While the unrealistically positive reaction to Southgate and the team – knighthoods all round, boys! – is easily explained, we’re still left with the (i) baffled and (ii) furious responses to Mr Souness. The first is down to the way humans form beliefs. From our earliest days we build self-serving edifices of things-we-by-chance-hold-true, called schemata. These determine whatever else we’re prepared to believe; anything that conflicts gets screened out, for the sake of our sanity as much as anything. (It’s called Confirmation Bias). When presented with impartial facts that challenge our schemata, it’s much easier to doubt the credibility of the source. As for fury: it’s an exaggerated form of the same response, where an impulse to silence the dissenting voice takes over. An element of self-esteem is involved here: doubt the wisdom of the emoting masses and you’re really drawing their attention to the expedient but unreliable heuristics and biases that determine their beliefs, and to the passions that substitute for reason.

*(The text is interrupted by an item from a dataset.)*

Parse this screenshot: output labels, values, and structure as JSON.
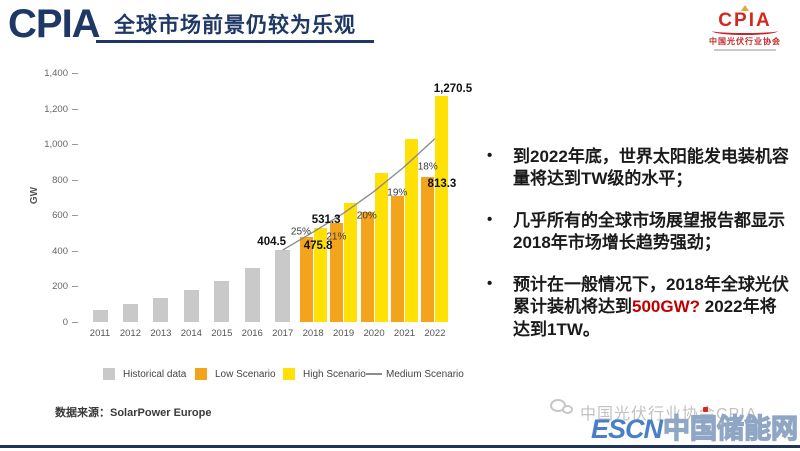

The relevance of all this to the current political situation is evident. Any 18th-century idealist who ever thought that universal suffrage made sense because we are all creatures of reason must now be spinning in the grave. The exquisitely insightful HL Mencken noted this a century ago when he observed that “Democracy is the theory that the common people know what they want, and deserve to get it good and hard”. The Enlightenment was a centuries-long movement to place reason first; but it is now in retreat, and a New Age of self-righteous unreason beckons.